The Jesus and Mary Chain (JAMC) is Scottish and the songs are written by brothers Jim and William Reid, with the rest of the lineup going through multiple changes since the group was formed in 1983 when everybody else was making electronic pop music. They used heavy guitar distortion sound effects and played their early shows with their backs to the audience (a foxy way to combat stage fright) causing the kind of spectators that needed to have an affectionate relationship with the live band, combined with their deafening performance, to get frustrated, resulting in media-exaggerated mayhem and granting JAMC the title of “the next Sex Pistols” and attracting more and more pissed of crowds to break stuff in the venues. Their debut album Psychocandy (1985) is basically a pop record dipped into layers of noise while the next albums have relatively less distortion, are more user-friendly and can also be listened to without a proper sound system. Surprisingly, Psychocandy sold fairly well, but their next albums proved to be less experimental.

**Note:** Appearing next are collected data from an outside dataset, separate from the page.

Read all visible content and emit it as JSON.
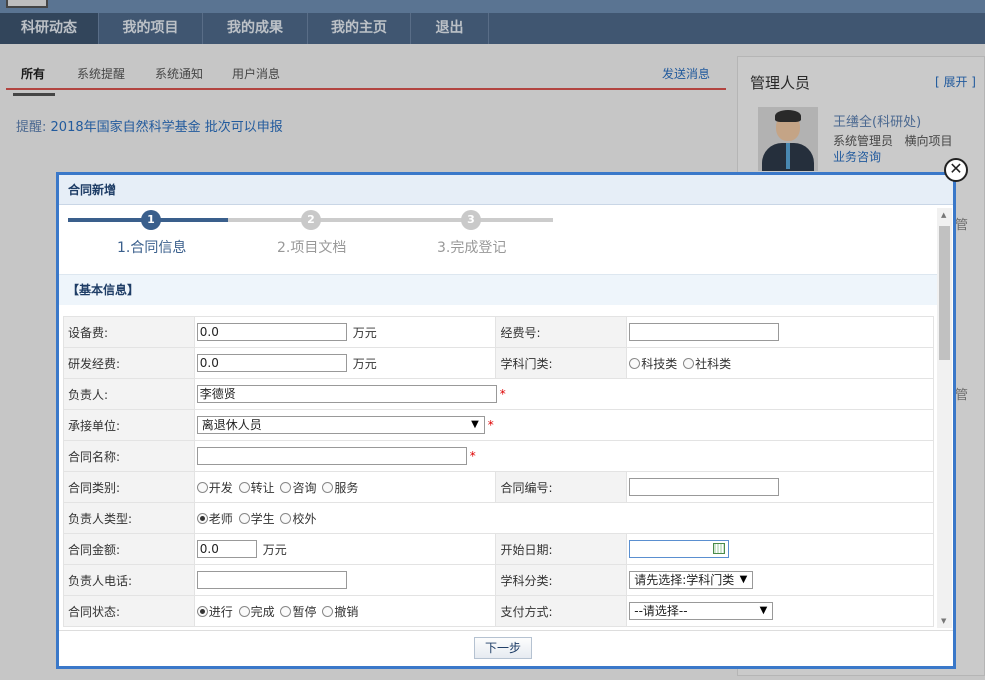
{
  "nav": {
    "items": [
      "科研动态",
      "我的项目",
      "我的成果",
      "我的主页",
      "退出"
    ]
  },
  "feed": {
    "tabs": [
      "所有",
      "系统提醒",
      "系统通知",
      "用户消息"
    ],
    "send_message": "发送消息",
    "remind_prefix": "提醒:",
    "remind_text": "2018年国家自然科学基金 批次可以申报"
  },
  "managers": {
    "title": "管理人员",
    "expand": "[ 展开 ]",
    "person_name": "王缮全(科研处)",
    "person_role": "系统管理员   横向项目",
    "person_link": "业务咨询",
    "frag1": "管",
    "frag2": "管"
  },
  "modal": {
    "title": "合同新增",
    "close_glyph": "✕",
    "steps": [
      {
        "num": "1",
        "label": "1.合同信息",
        "active": true
      },
      {
        "num": "2",
        "label": "2.项目文档",
        "active": false
      },
      {
        "num": "3",
        "label": "3.完成登记",
        "active": false
      }
    ],
    "section_title": "【基本信息】",
    "next_button": "下一步"
  },
  "form": {
    "equipment_fee": {
      "label": "设备费:",
      "value": "0.0",
      "unit": "万元"
    },
    "fund_no": {
      "label": "经费号:",
      "value": ""
    },
    "rd_fee": {
      "label": "研发经费:",
      "value": "0.0",
      "unit": "万元"
    },
    "discipline_type": {
      "label": "学科门类:",
      "options": [
        "科技类",
        "社科类"
      ]
    },
    "leader": {
      "label": "负责人:",
      "value": "李德贤",
      "required": "*"
    },
    "unit": {
      "label": "承接单位:",
      "value": "离退休人员",
      "required": "*"
    },
    "contract_name": {
      "label": "合同名称:",
      "value": "",
      "required": "*"
    },
    "contract_type": {
      "label": "合同类别:",
      "options": [
        "开发",
        "转让",
        "咨询",
        "服务"
      ]
    },
    "contract_no": {
      "label": "合同编号:",
      "value": ""
    },
    "leader_type": {
      "label": "负责人类型:",
      "options": [
        "老师",
        "学生",
        "校外"
      ],
      "selected": "老师"
    },
    "contract_amount": {
      "label": "合同金额:",
      "value": "0.0",
      "unit": "万元"
    },
    "start_date": {
      "label": "开始日期:",
      "value": ""
    },
    "leader_phone": {
      "label": "负责人电话:",
      "value": ""
    },
    "discipline_class": {
      "label": "学科分类:",
      "value": "请先选择:学科门类"
    },
    "contract_status": {
      "label": "合同状态:",
      "options": [
        "进行",
        "完成",
        "暂停",
        "撤销"
      ],
      "selected": "进行"
    },
    "payment": {
      "label": "支付方式:",
      "value": "--请选择--"
    }
  },
  "colors": {
    "nav_bg": "#4f6a8a",
    "modal_border": "#3a78c9",
    "step_active": "#3a5f8c",
    "step_inactive": "#cccccc",
    "tab_underline": "#d9534f",
    "link": "#2a6fc0"
  }
}
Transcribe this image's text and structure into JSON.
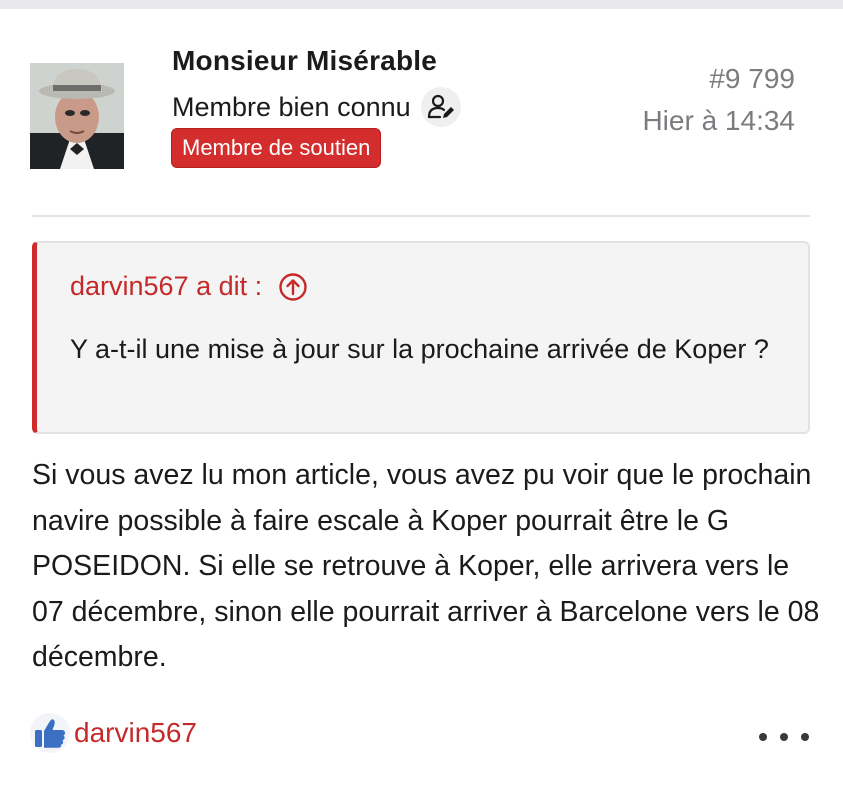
{
  "post": {
    "author": {
      "name": "Monsieur Misérable",
      "title": "Membre bien connu",
      "badge": "Membre de soutien",
      "avatar": "avatar-photo",
      "title_icon": "user-edit-icon"
    },
    "number": "#9 799",
    "time": "Hier à 14:34",
    "quote": {
      "author_label": "darvin567 a dit :",
      "jump_icon": "arrow-up-circle-icon",
      "text": "Y a-t-il une mise à jour sur la prochaine arrivée de Koper ?"
    },
    "body": "Si vous avez lu mon article, vous avez pu voir que le prochain navire possible à faire escale à Koper pourrait être le G POSEIDON. Si elle se retrouve à Koper, elle arrivera vers le 07 décembre, sinon elle pourrait arriver à Barcelone vers le 08 décembre.",
    "reactions": {
      "icon": "thumbs-up-icon",
      "users": "darvin567"
    },
    "more_icon": "more-dots-icon"
  },
  "colors": {
    "accent_red": "#c52a2a",
    "badge_red": "#d32d2d",
    "muted_text": "#7b7b80",
    "like_blue": "#3b6fc4"
  }
}
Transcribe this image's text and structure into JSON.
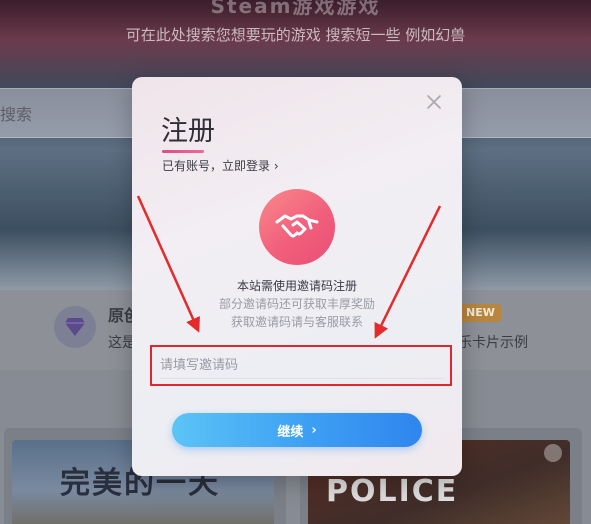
{
  "background": {
    "hero_title": "Steam游戏游戏",
    "hero_subtitle": "可在此处搜索您想要玩的游戏 搜索短一些 例如幻兽",
    "search_placeholder": "搜索",
    "feature_title": "原创",
    "feature_desc": "这是",
    "new_badge": "NEW",
    "right_desc": "乐卡片示例",
    "card_left_title": "完美的一天",
    "card_right_title": "POLICE"
  },
  "modal": {
    "title": "注册",
    "login_link": "已有账号，立即登录",
    "login_chevron": "›",
    "info_line1": "本站需使用邀请码注册",
    "info_line2": "部分邀请码还可获取丰厚奖励",
    "info_line3": "获取邀请码请与客服联系",
    "invite_placeholder": "请填写邀请码",
    "continue_label": "继续",
    "continue_chevron": "›"
  },
  "colors": {
    "accent_pink": "#e94e77",
    "button_blue": "#3d9ff3",
    "highlight_red": "#e0272f"
  }
}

JAMC’s Automatic (1989) is quite automatic indeed. The song structures are simple, a drum machine is used instead of a person bashing away (except for “Gimme Hell”), a synthesizer for bass guitar and perhaps because of these instrumental elements, the tunes can sound relatively repetitive and dry. That is not to say that the album is complete trash though, I actually think it’s a rather pretty effort and the record compiles for a cool late-evening listening, the tracks knit together tightly promoting an ‘I don’t shower that often’ sound. Released four years after Psychocandy, Automatic is a lot more teddy-bear sweet and goes to show how their claims of “wanting to write hit pop songs” were not just comical exaggerations made by the noisiest band on earth. There’s not much to be said about the individual tracks as they all kind of blend together; the most noticeable changes as the songs alternate being the tempo, drum machine fills and vocal intensity. Automatic did produce their best known single at that time though, “Head On” which was also covered by Pixies and there’s also an acoustic song “Drop” making for an interesting twist before the closing instrumental kicks off. The lyrical content of the album deals with general themes such as dissatisfaction, pensiveness, love, Jesus, death, strolling around, doubting ones senses and also some mumbling. Two songs, “Halfway to Crazy” and the follow-up “Gimme Hell” both feature the same phrase “tongue tied”, but whether this was an artistic choice or simply carelessness is probably an intentional puzzle by the Reids.
While being nothing as grand as Psychocandy, Automatic is a fine piece in their catalogue of 6 albums. After disbanding in 1999, JAMC reformed in 2007, released a greatest hits album in 2010 and in September 2015 Jim Reid announced the band was in studio recording a new album.